Premium
Constructing a long‐term monthly climate data set in central Asia
Author(s) -
Zhou Hang,
Aizen Elena,
Aizen Vladimir
Publication year - 2017
Publication title -
international journal of climatology
Language(s) - English
Resource type - Journals
SCImago Journal Rank - 1.58
H-Index - 166
eISSN - 1097-0088
pISSN - 0899-8418
DOI - 10.1002/joc.5259
Subject(s) - precipitation , data set , climatology , environmental science , mean squared error , meteorology , range (aeronautics) , principal component analysis , mathematics , statistics , geography , geology , materials science , composite material
ABSTRACT We compiled and merged in situ observation data from several sources, creating a comprehensive unified monthly air temperature and precipitation data set with 457 stations in central Asia (CA).
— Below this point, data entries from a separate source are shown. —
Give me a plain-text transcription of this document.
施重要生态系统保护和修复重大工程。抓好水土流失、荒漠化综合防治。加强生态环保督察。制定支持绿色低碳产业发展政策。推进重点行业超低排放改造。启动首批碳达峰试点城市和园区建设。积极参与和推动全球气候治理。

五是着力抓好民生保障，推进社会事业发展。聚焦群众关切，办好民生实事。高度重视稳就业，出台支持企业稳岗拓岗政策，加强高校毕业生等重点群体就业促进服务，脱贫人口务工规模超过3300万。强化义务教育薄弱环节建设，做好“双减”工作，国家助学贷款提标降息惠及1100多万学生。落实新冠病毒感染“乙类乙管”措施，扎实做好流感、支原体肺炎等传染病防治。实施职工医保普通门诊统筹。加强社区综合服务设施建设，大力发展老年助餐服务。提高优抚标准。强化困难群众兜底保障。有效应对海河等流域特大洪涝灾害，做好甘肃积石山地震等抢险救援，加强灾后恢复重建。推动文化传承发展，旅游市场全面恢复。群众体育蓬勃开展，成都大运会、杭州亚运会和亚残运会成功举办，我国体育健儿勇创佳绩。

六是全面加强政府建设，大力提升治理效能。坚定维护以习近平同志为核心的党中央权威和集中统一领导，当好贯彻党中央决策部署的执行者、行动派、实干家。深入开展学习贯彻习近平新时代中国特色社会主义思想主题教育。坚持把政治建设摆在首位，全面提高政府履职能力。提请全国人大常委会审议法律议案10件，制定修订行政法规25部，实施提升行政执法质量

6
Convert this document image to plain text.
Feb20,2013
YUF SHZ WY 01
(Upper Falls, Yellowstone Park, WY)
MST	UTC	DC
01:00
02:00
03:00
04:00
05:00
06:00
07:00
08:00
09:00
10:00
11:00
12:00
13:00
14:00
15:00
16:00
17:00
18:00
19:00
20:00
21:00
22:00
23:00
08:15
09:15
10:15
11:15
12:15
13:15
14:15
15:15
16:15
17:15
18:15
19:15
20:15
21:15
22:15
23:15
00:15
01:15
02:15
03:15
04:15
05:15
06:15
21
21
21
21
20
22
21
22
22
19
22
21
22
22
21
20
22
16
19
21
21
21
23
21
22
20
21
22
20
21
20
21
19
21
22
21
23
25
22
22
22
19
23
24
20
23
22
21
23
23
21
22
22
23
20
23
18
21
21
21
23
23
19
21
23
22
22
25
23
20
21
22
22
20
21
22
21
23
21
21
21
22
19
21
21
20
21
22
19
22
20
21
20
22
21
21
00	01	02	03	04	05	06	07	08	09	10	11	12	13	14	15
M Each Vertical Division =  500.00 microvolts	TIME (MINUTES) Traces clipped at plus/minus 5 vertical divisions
Stations with a valid data rate higher than 80% were selected, and the remaining gaps in selected station time series were filled with an iterative‐principal component analysis (PCA) gap‐filling method. The result is a gap‐filled station data set for the period 1951–2010, with 369 and 381 stations for air temperature and precipitation, respectively. The cross‐validation shows that the iterative‐PCA gap‐filling algorithm provides stable and trustworthy estimations of gaps, with mean root mean squared error (RMSE) of 0.03 °C (in the range of 0.01–0.13 °C) for air temperature, and mean RMSE of 0.60 mm (in the range of 0.10–1.99 mm) for precipitation. A gridded data set was created by interpolating the gap‐filled station data set with the geographically weighted regression method. Comparison of the gridded data set with the National Centers for Environmental Prediction (NCEP) reanalysis data set shows that though both data sets present the long‐term mean climate situation similarly, the gridded data set exhibits less annual and monthly variability. And the gridded data set has stronger correlations with stations time series than the reanalysis data set (mean correlations are 0.994 vs 0.975 for air temperature, and 0.787 vs 0.515 for precipitation), especially for precipitation in high mountain stations. The gridded data set is more suitable for climate and hydrological studies in CA, especially in high mountains regions.